Benzodiazepines are dangerous to quit cold turkey. You should always go through withdrawal in a medically supervised detox program. Withdrawal symptoms can be fatal in some instances, so it’s important that medical professionals monitor patients during detox.

Xanax Withdrawal

The major difference in withdrawal symptoms for Klonopin and Xanax is the time frame. Klonopin is a long-acting benzodiazepine, meaning that withdrawal will last longer in general, even up to years from start to finish. Xanax is a fast-acting benzo; the withdrawal symptoms of short-acting benzos are often more intense and begin sooner after the last dose.

Stage 1: Early Withdrawal

The first stage of withdrawal begins after the half-life period runs its course and the drug is out of the person’s system. This is the most dangerous point in withdrawal, and patients can experience rapid heart rate, high blood pressure, and seizures. We definitely advise medical attention during this time. In addition, the person will experience anxiety and panic attacks return with the lack of medication. Early withdrawal typically lasts a few days.

Stage 2: Acute Withdrawal

This is the most physically and emotionally painful part of withdrawal. This phase typically lasts from a couple of weeks to a couple months. People experience withdrawal symptoms, such as sweating, panic attacks, nausea, dizziness, headaches, insomnia, hallucinations, seizures, irritability, depression, and suicidal thoughts. Medically assisted detox can help relieve these symptoms.

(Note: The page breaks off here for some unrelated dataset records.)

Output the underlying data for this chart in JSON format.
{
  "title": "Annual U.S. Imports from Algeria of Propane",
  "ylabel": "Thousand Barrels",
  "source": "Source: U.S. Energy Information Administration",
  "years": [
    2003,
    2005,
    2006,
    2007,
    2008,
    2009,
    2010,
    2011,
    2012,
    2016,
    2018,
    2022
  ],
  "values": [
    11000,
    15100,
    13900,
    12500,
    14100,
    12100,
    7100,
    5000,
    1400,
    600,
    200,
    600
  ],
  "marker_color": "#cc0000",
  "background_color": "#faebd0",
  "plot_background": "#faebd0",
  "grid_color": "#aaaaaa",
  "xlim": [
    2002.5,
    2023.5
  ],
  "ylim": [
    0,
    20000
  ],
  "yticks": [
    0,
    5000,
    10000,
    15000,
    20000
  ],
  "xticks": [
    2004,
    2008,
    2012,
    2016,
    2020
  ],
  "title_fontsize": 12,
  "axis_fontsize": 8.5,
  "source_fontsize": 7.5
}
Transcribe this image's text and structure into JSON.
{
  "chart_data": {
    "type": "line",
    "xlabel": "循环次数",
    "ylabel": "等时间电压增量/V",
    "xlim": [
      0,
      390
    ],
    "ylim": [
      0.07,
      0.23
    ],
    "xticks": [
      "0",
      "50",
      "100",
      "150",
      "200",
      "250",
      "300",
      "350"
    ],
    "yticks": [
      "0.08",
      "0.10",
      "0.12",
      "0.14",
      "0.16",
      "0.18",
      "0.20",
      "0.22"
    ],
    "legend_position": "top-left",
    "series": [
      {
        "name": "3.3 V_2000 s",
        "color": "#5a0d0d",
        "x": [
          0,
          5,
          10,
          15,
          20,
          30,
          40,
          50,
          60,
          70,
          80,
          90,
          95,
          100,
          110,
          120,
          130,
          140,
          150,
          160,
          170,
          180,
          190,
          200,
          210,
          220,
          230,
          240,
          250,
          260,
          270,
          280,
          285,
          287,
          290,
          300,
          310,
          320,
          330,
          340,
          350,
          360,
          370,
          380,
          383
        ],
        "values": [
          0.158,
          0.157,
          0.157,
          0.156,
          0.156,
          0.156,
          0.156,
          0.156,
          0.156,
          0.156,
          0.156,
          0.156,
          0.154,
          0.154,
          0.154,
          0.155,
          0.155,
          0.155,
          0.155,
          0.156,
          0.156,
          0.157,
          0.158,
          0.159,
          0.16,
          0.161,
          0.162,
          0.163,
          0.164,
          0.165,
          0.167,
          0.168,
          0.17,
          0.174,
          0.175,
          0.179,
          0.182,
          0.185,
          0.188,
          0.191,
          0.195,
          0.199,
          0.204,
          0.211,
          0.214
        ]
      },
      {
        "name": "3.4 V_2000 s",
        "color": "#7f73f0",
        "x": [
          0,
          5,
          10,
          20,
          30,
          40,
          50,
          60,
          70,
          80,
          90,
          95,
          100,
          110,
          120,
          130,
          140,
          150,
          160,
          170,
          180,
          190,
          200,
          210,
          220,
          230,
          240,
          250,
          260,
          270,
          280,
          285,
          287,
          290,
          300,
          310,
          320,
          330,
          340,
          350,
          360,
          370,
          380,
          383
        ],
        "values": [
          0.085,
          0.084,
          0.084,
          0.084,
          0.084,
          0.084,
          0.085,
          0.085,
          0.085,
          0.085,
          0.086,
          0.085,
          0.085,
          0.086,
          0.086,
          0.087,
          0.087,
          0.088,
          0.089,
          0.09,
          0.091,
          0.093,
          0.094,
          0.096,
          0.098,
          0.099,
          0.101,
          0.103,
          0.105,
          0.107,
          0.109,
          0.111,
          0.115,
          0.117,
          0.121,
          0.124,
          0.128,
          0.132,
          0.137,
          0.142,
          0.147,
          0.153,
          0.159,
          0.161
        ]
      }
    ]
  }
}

Stage 3: Post-acute Withdrawal

Not everyone goes through the final stage of withdrawal, but for some people, it lasts for years after the detox process. Post-acute withdrawal features the resurgence of panic attacks, anxiety, and depression. When someone is addicted to benzos, the brain becomes used to having the effects every day. As a result, when someone quits benzos they revert to old issues.

Benzodiazepine Withdrawal Medications

The safest way for someone to quit using drugs like Xanax and Klonopin is to taper down their usage. Quitting cold turkey has many health risks. By tapering down the dosage over time, someone in recovery can protect their physical and mental health.

Physicians use several medications to ease the withdrawal process while someone tapers their benzodiazepine intake. Buspirone is good for people with anxiety who are struggling with benzodiazepine addiction. It doesn’t cause physical dependence and treats anxiety. The downside is that it takes two to three weeks to kick in. People will often start taking Buspirone before they start tapering benzo intake. Flumazenil treats benzo overdoses and withdrawal symptoms of long-acting benzos like Klonopin. Doctors also use it for rapid detox, as it expels benzodiazepines from the system. This can be very dangerous.

Benzodiazepine Half-Life Comparison

Although the withdrawal processes for Klonopin and Xanax are very similar, the amount of time they spend in the system is different. Klonopin has a half-life of anywhere from 20 to 80 hours, while the half-life of Xanax is about 11 to 16 hours. Other variables, such as dosage, length of abuse, and severity of addiction will change the withdrawal timeline as well.